House Republicans are now one step closer to keeping the GOP firestorm over the Internal Revenue Service burning through the midterm elections.
In a 21-12 vote, the House Oversight Committee Thursday approved a resolution to hold former IRS official Lois Lerner in contempt of Congress. No Democrat on the committee voted for the measure.
Lerner is the central figure in the controversy after agency officials were pinned for improperly targeting tea party and conservative groups. Republicans seized the drama to stoke party rallying cries in the year since the revelations came to light.
Lerner appeared before House committees for two separate grillings. Last May, the former head of the agency’s tax-exempt division provided a personal statement before the House Oversight Committee and refused to answer questions, pleading the Fifth. She invoked her constitutional rights against self-incrimination once again in March.

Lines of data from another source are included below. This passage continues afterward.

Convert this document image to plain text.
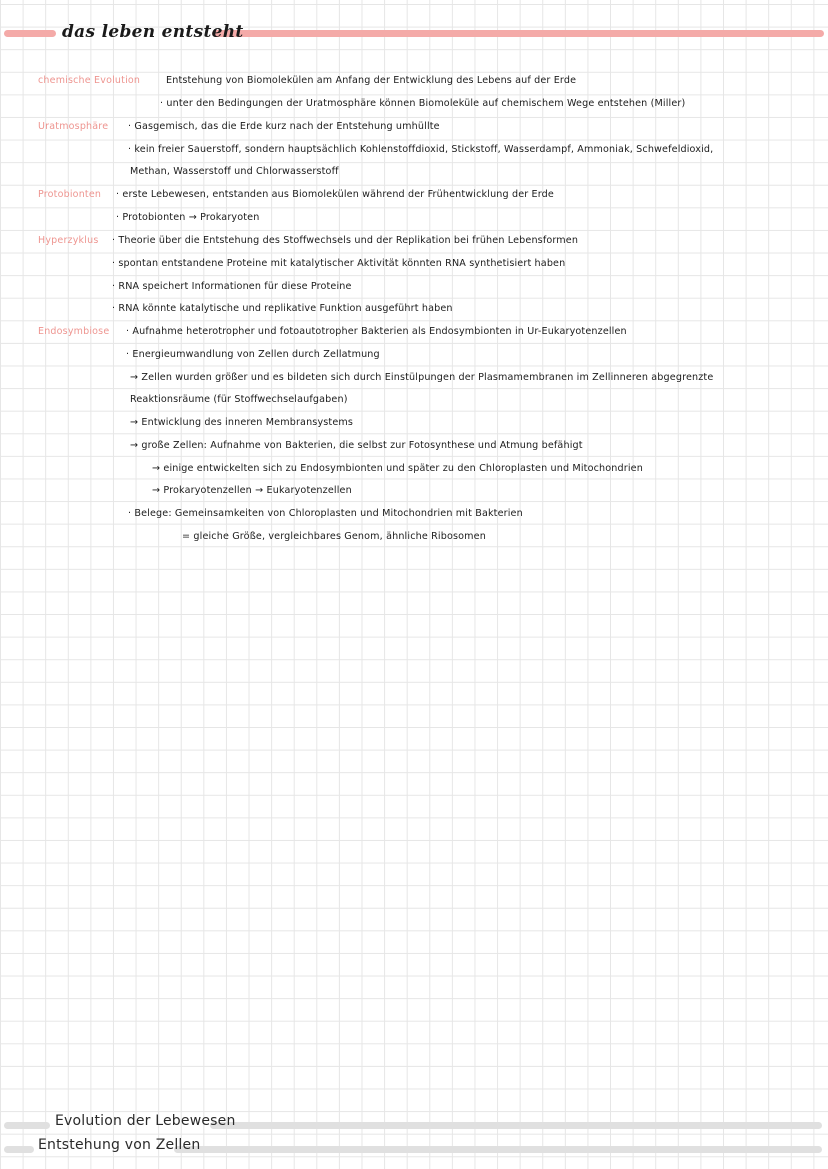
das leben entsteht
chemische Evolution
Uratmosphäre
Protobionten
Hyperzyklus
Endosymbiose
Entstehung von Biomolekülen am Anfang der Entwicklung des Lebens auf der Erde
· unter den Bedingungen der Uratmosphäre können Biomoleküle auf chemischem Wege entstehen (Miller)
· Gasgemisch, das die Erde kurz nach der Entstehung umhüllte
· kein freier Sauerstoff, sondern hauptsächlich Kohlenstoffdioxid, Stickstoff, Wasserdampf, Ammoniak, Schwefeldioxid,
Methan, Wasserstoff und Chlorwasserstoff
· erste Lebewesen, entstanden aus Biomolekülen während der Frühentwicklung der Erde
· Protobionten → Prokaryoten
· Theorie über die Entstehung des Stoffwechsels und der Replikation bei frühen Lebensformen
· spontan entstandene Proteine mit katalytischer Aktivität könnten RNA synthetisiert haben
· RNA speichert Informationen für diese Proteine
· RNA könnte katalytische und replikative Funktion ausgeführt haben
· Aufnahme heterotropher und fotoautotropher Bakterien als Endosymbionten in Ur-Eukaryotenzellen
· Energieumwandlung von Zellen durch Zellatmung
→ Zellen wurden größer und es bildeten sich durch Einstülpungen der Plasmamembranen im Zellinneren abgegrenzte
Reaktionsräume (für Stoffwechselaufgaben)
→ Entwicklung des inneren Membransystems
→ große Zellen: Aufnahme von Bakterien, die selbst zur Fotosynthese und Atmung befähigt
→ einige entwickelten sich zu Endosymbionten und später zu den Chloroplasten und Mitochondrien
→ Prokaryotenzellen → Eukaryotenzellen
· Belege: Gemeinsamkeiten von Chloroplasten und Mitochondrien mit Bakterien
= gleiche Größe, vergleichbares Genom, ähnliche Ribosomen
Evolution der Lebewesen
Entstehung von Zellen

Rep. Darrell Issa, chairman of the Oversight Committee, said the resolution to hold Lerner in contempt of Congress was not an action he took lightly. The California Republican argues that Lerner effectively waived her Fifth Amendment right by addressing the House panel in her opening statement.
The committee’s ranking Democrat, Maryland Rep. Elijah Cummings, compared Issa’s crusade against Lerner to tactics practiced by late-Sen. Joe McCarthy, infamous for his witch hunt against alleged communists during the height of the Cold War.
“Today, this committee is trying to do something that even Joe McCarthy wouldn’t even do in the 1950s,” Cummings said, “something virtually unprecedented.”
Lerner’s attorney, William Taylor, condemned the committee’s move as a political stunt and said she did nothing wrong or illegal. “The notion that the majority is engaged in objective oversight or fact-finding is pure fiction,” Taylor said. “The vote is the latest event in the majority’s never-ending effort to keep the IRS story alive through this fall’s mid-term elections.”